Just wait for the congressional freakout that comes if world powers and Iran sign a comprehensive nuclear accord this summer. Negotiations advanced on Thursday with a framework agreement between Iran and the P5+1—the United States, UK, France, China, Russia and Germany—that maps out the imposition of restrictions on Iran’s nuclear program in exchange for sanctions relief. The sides will now begin to draft the final accord, due by the end of June. That leaves plenty of time for the most hawkish and recalcitrant members of Congress to try to scupper talks. And if the reaction to Thursday’s agreement is any indication, they most certainly will.
Take Mark Kirk, the Republican senator from Illinois and AIPAC stalwart. A leader in efforts to sanction the Iranians—even during the last year of talks, when it would spell the end of negotiations—led the way with the most outlandish statement.
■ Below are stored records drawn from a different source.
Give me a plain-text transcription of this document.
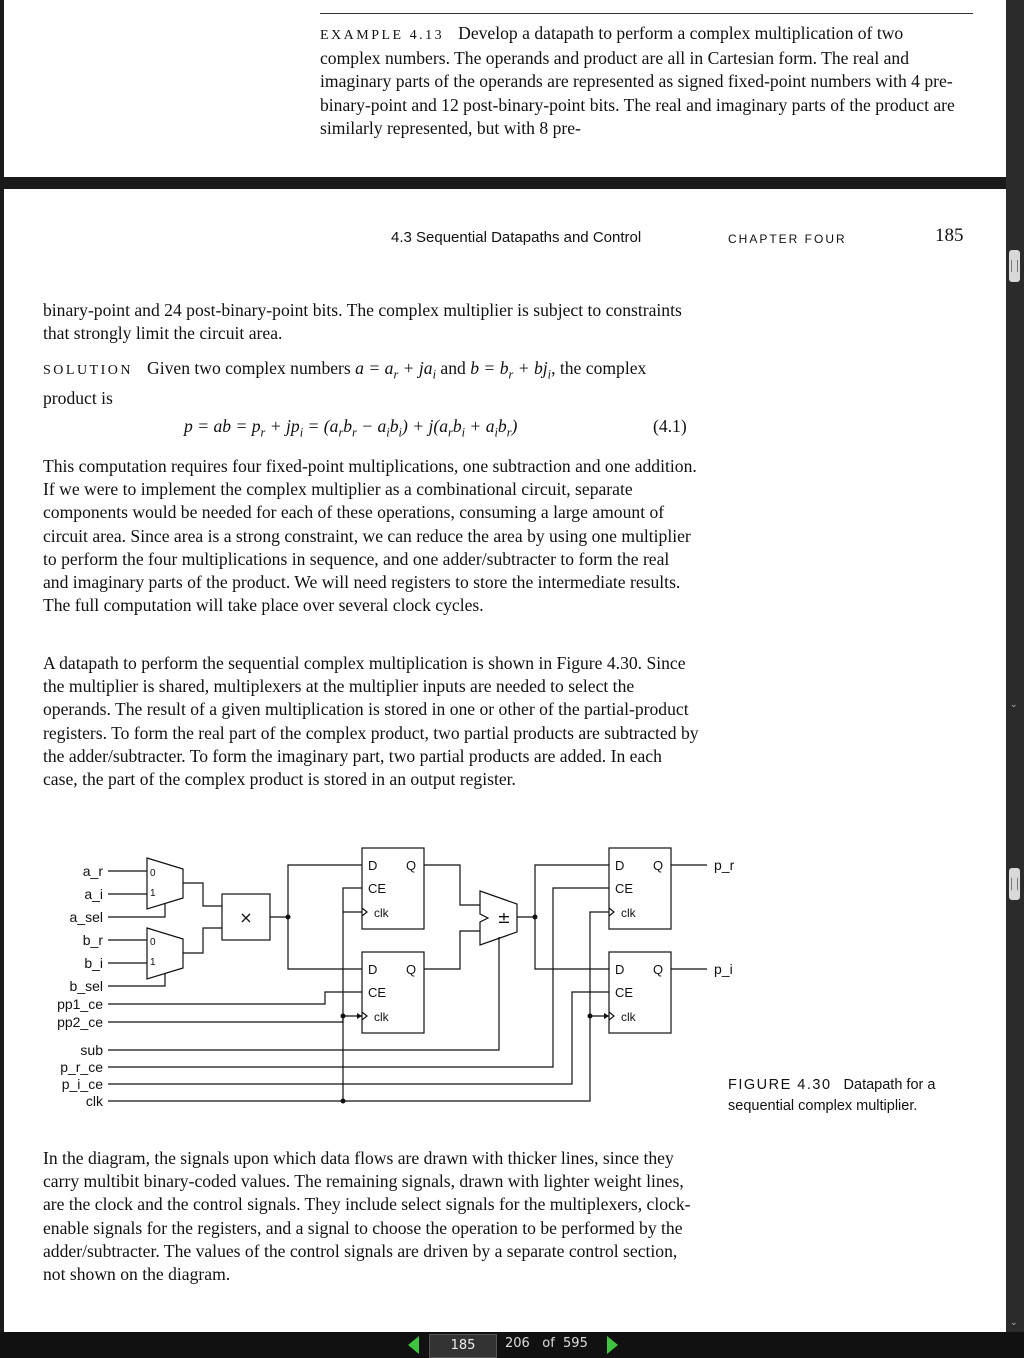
EXAMPLE 4.13 Develop a datapath to perform a complex multiplication of two complex numbers. The operands and product are all in Cartesian form. The real and imaginary parts of the operands are represented as signed fixed-point numbers with 4 pre-binary-point and 12 post-binary-point bits. The real and imaginary parts of the product are similarly represented, but with 8 pre-
4.3 Sequential Datapaths and Control	CHAPTER FOUR	185

binary-point and 24 post-binary-point bits. The complex multiplier is subject to constraints that strongly limit the circuit area.

SOLUTION Given two complex numbers $a = a_r + ja_i$ and $b = b_r + bj_i$, the complex product is

p = ab = $p_r + jp_i = (a_rb_r - a_ib_i) + j(a_rb_i + a_ib_r)$	(4.1)

This computation requires four fixed-point multiplications, one subtraction and one addition. If we were to implement the complex multiplier as a combinational circuit, separate components would be needed for each of these operations, consuming a large amount of circuit area. Since area is a strong constraint, we can reduce the area by using one multiplier to perform the four multiplications in sequence, and one adder/subtracter to form the real and imaginary parts of the product. We will need registers to store the intermediate results. The full computation will take place over several clock cycles.

A datapath to perform the sequential complex multiplication is shown in Figure 4.30. Since the multiplier is shared, multiplexers at the multiplier inputs are needed to select the operands. The result of a given multiplication is stored in one or other of the partial-product registers. To form the real part of the complex product, two partial products are subtracted by the adder/subtracter. To form the imaginary part, two partial products are added. In each case, the part of the complex product is stored in an output register.

a_r
a_i
a_sel
b_r
b_i
b_sel
pp1_ce
pp2_ce
sub
p_r_ce
p_i_ce
clk
p_r
p_i
0
1
0
1
D Q
CE
clk
D Q
CE
clk
D Q
CE
clk
D Q
CE
clk
×	±
FIGURE 4.30 Datapath for a sequential complex multiplier.

In the diagram, the signals upon which data flows are drawn with thicker lines, since they carry multibit binary-coded values. The remaining signals, drawn with lighter weight lines, are the clock and the control signals. They include select signals for the multiplexers, clock-enable signals for the registers, and a signal to choose the operation to be performed by the adder/subtracter. The values of the control signals are driven by a separate control section, not shown on the diagram.

⌄
⌄
185	206 of 595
Building on his past theme comparing negotiations to the Munich Agreement that ceded the Sudetenland to Hitler, but didn’t satisfy the Nazi appetite for conquest, Kirk lashed out. “Neville Chamberlain got a lot of more out of Hitler than Wendy Sherman”—the State Department number three—“got out of Iran,” he said.
That talking point belies what proponents of an Iran nuke deal have been saying for years: that those opposing a compromise want war. The stale neoconservatism that dominates Kirk’s thinking—and fear-mongering—doesn’t dictate that Chamberlain should’ve gotten a better deal in Munich, but that Munich should never have happened and Europe should have gone to war against Hitler earlier.
Meanwhile, the Arkansas GOP freshman Senator Tom Cotton—who led a, shall we say, unorthodox effort last month to kill the talks by appealing directly to his hardline counterparts in Iran—came out with a point blank denial of reality: “There is no nuclear deal or framework with Iran,” he said in a statement. “Contrary to President Obama’s insistence, the former deputy director of the UN’s nuclear watchdog has said terms such as these will allow Iran to achieve nuclear breakout in just a few months, if not weeks.”
Except that Cotton got that wrong. The UN nuclear official he referred to is Olli Heinonen, now with Harvard. Heinonen affirmed in the Washington Post yesterday that the terms of the deal, leaving Iran with 5000 centrifuges, would yield a breakout time—the period needed for Iran to “dash” to enough fissile material for a bomb, if a deal collapsed—of a year, not months or weeks. And a year-long breakout time has long been the goal of talks, a key aim by which a variety of nuclear experts have said a deal should be measured. A well-established skeptic of the talks, Heinonen seemed “impressed” with the framework, according to The New York Times, whom he told the agreement “appears to be a fairly comprehensive deal with most important parameters.”